La position de l'X soutenue par BERCY

Fait nouveau, cette ligne de conduite, apparue de façon claire pour la première fois dans le rapport Attali de juin 2015, est désormais appuyée par Emmanuel Macron. Le ministre de l'Économie a demandé à ses écoles présentes sur le plateau de Saclay (Télécom ParisTech, Ensae ParisTech et CentraleSupélec) de présenter, le 15 mars 2016, un "schéma de pôle d'excellence". Avec un projet d’implantation, une feuille de route précise, des objectifs clairs sur une période de cinq ans et un calendrier de mise en œuvre.

Ce projet d'État dans l'État sonne pour certains comme un acte de rébellion, remettant en cause l'ADN même du projet scientifique de Saclay. Du côté des universités, l'incompréhension est forte, certains allant même jusqu'à décrire une "guerre ouverte" entre écoles et universités.

"La construction de Paris-Saclay, reposant sur la promesse d’un rapprochement université-écoles d’ingénieurs — désormais passé à la trappe – se transforme en véritable hold-up", dénonce le Snesup.

Un risque d'explosion

Dans ce contexte plus que jamais tendu, plusieurs scénarios se dessinent pour le projet Idex. Le premier, de plus en plus improbable, serait celui d'un accord miraculeux. Sauf à mettre les questions qui fâchent sous le tapis, avec le risque qu'elles apparaissent en plein jour lors la visite sur site du jury international, prévue dès mars 2016.

Le deuxième scénario serait de retourner devant le jury avec un périmètre d'établissements revu à la baisse, avec ceux qui défendent une plus forte intégration. Quand d'autres suivraient le projet de plus loin. Certains anciens de Polytechnique militeraient en faveur de cette dernière possibilité pour l'X.

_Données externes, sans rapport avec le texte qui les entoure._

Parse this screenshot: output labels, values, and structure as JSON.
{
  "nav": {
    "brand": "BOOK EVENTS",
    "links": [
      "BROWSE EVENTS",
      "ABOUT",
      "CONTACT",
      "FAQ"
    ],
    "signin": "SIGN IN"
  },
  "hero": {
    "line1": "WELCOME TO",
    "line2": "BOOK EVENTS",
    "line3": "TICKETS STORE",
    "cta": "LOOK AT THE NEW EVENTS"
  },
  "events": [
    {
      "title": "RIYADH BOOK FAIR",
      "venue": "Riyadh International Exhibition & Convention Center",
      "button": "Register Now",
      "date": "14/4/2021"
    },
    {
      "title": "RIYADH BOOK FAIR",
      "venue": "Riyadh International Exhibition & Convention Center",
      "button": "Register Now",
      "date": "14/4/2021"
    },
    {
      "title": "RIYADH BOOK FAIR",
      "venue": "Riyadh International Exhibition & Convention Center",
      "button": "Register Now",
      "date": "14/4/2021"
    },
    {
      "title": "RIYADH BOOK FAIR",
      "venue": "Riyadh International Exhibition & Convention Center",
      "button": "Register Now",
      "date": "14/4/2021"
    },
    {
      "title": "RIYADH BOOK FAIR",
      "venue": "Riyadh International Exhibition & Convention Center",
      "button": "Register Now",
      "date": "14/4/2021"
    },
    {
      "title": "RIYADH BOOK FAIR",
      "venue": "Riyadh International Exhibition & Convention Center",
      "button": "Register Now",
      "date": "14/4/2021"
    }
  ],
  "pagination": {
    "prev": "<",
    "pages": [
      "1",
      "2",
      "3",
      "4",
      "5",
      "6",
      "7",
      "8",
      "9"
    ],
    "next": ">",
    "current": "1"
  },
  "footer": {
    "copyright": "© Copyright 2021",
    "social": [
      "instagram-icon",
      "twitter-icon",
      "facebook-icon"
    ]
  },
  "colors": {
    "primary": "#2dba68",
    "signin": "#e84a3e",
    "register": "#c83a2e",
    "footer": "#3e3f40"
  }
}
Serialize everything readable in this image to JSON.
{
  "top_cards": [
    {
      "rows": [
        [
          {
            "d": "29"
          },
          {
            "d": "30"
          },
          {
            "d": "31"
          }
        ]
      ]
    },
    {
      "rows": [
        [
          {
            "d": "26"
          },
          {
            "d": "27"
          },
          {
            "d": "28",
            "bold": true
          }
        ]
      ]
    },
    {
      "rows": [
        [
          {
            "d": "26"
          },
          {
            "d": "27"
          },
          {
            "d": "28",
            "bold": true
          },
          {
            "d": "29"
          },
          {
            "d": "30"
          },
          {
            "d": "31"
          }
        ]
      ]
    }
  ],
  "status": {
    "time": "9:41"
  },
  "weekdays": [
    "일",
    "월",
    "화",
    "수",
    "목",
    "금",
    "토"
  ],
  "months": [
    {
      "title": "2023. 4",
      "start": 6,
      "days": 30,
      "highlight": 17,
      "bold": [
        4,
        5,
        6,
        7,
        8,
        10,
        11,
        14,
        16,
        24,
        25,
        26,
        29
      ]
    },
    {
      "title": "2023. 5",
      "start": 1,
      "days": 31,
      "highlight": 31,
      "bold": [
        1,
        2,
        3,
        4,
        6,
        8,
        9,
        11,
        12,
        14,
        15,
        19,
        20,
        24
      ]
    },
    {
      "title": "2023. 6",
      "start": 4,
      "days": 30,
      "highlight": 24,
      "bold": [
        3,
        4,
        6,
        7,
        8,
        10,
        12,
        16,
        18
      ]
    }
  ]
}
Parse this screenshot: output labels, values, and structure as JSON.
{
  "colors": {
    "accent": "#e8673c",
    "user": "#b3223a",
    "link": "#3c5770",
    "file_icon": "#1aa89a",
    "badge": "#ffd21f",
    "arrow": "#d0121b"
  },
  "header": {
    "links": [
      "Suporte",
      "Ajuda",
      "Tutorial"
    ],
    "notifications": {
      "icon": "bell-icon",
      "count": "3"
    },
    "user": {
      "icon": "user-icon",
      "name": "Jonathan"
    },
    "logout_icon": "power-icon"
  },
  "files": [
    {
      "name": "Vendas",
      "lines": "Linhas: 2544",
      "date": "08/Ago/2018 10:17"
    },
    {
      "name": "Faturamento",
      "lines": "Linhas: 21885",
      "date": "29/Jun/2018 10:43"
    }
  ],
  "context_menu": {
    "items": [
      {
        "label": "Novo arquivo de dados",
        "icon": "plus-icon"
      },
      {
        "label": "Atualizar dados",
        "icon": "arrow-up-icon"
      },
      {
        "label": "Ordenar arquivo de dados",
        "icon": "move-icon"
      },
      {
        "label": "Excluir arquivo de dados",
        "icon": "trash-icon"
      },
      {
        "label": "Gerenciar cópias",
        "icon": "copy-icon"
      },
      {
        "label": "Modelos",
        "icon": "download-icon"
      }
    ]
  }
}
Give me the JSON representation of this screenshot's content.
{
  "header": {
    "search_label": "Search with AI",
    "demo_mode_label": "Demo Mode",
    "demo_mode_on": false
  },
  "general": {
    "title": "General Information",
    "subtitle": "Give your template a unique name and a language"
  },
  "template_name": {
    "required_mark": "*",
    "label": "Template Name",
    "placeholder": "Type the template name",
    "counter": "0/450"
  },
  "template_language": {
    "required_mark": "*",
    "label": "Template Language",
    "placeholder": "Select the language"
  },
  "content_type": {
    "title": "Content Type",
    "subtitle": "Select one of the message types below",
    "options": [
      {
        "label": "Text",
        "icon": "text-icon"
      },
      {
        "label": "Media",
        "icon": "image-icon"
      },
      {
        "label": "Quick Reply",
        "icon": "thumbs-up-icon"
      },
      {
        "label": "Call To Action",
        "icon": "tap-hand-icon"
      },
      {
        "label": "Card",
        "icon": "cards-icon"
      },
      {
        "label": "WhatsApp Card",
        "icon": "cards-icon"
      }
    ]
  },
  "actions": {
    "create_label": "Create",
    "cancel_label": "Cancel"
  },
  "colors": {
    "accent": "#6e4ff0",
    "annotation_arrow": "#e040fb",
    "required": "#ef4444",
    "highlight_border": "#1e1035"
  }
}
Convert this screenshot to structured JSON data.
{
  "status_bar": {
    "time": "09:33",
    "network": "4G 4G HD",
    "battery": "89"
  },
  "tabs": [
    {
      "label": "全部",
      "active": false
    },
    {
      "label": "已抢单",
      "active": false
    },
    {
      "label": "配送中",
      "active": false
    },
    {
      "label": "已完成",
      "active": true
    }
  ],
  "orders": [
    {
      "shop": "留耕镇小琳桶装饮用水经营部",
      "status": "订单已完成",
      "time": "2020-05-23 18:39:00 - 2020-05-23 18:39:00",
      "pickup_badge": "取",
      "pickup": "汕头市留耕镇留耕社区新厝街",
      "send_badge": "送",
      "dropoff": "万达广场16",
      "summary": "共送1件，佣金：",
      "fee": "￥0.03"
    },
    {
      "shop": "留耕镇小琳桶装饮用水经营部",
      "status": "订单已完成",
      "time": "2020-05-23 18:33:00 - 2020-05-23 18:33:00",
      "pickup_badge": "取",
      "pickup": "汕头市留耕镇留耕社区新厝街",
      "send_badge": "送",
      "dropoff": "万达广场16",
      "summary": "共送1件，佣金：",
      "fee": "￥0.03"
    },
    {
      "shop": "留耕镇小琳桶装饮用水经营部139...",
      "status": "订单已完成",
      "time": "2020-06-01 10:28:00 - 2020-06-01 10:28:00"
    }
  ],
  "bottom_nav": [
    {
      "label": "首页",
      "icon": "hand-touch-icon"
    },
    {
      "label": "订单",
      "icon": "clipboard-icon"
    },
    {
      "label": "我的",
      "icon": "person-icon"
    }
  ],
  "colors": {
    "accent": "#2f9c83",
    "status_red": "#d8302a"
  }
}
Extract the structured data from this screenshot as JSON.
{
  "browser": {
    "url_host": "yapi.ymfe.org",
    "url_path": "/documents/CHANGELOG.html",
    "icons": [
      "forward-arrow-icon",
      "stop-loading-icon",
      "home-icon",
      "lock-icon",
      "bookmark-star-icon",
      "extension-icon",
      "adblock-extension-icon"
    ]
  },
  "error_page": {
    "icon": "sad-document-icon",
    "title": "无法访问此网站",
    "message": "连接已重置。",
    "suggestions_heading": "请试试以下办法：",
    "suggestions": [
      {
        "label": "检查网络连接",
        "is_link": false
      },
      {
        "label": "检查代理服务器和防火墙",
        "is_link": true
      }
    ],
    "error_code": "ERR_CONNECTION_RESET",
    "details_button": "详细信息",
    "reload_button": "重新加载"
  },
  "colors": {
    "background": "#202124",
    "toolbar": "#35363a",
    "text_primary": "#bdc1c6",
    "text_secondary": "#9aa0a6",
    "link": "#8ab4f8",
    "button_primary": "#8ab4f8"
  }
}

"Je pense qu'il s'agit plus d'une posture, pour être en situation de force et pouvoir négocier, confiait le sénateur PS de l'Essonne Michel Berson, le 4 décembre 2015. Il me paraît très difficile de voir une école sortir de l'UPS. Bien que les établissements soient autonomes, ils sont sous tutelle de l'État." Encore faudrait-il que les différentes tutelles de l'État s'accordent entre elles.

Du côté du secrétariat d'État à l'Enseignement supérieur, le son n'est pas le même qu'à Bercy ou à la Défense. On ne peut ni "envisager" un échec de l'Idex, ni une modification du périmètre, défend-on rue Descartes.

"Il faut dépasser la dualité qui existe de manière séculaire entre université et écoles, a martelé Thierry Mandon le 15 décembre à l'École polytechnique. L'évaluation de l'Idex sera un premier test de passage de ce que nous construisons ensemble. Il ne faut absolument pas que nous revenions en arrière."

Polytechnique : les 60 millions de la discorde

A la bataille des mots s'ajoute celle des chiffres. En dévoilant le 15 décembre 2015 ses grandes orientations pour l’avenir de l’École polytechnique, Jean-Yves Le Drian a fait un joli cadeau à l’établissement. L’X recevra, sur cinq ans, 60 millions d'euros de la part de sa tutelle (ministère de la Défense) pour couvrir les dépenses de ce nouveau plan stratégique. Une somme qui s’ajoute à sa dotation annuelle de 70 millions d'euros.

L’annonce de cette "rallonge" a suscité de nombreuses réactions, alors que la situation budgétaire des établissements d'enseignement supérieur reste tendue.
Le Cneser (Conseil national de l'enseignement supérieur et de la recherche), en plein débat sur la répartition des moyens, a dénoncé le 17 décembre 2015 "une conception gouvernementale d’un modèle d’enseignement supérieur à deux vitesses". À l’origine de cette motion commune, le syndicat Sup’Recherche-UNSA décrit un système à deux vitesses, avec "d’un côté la noblesse de l’excellence, le prestige de l’élite, que l’on  soutient sans barguigner et, de l’autre, la masse roturière que l’on soigne de bonnes paroles et d’intentions louables."

Interrogé par Radio Classique le 16 décembre 2015, Jacques Biot, président exécutif de Polytechnique estime, lui, que "l’État, en tant qu’actionnaire se comporte vis-à-vis de l’X comme un actionnaire responsable."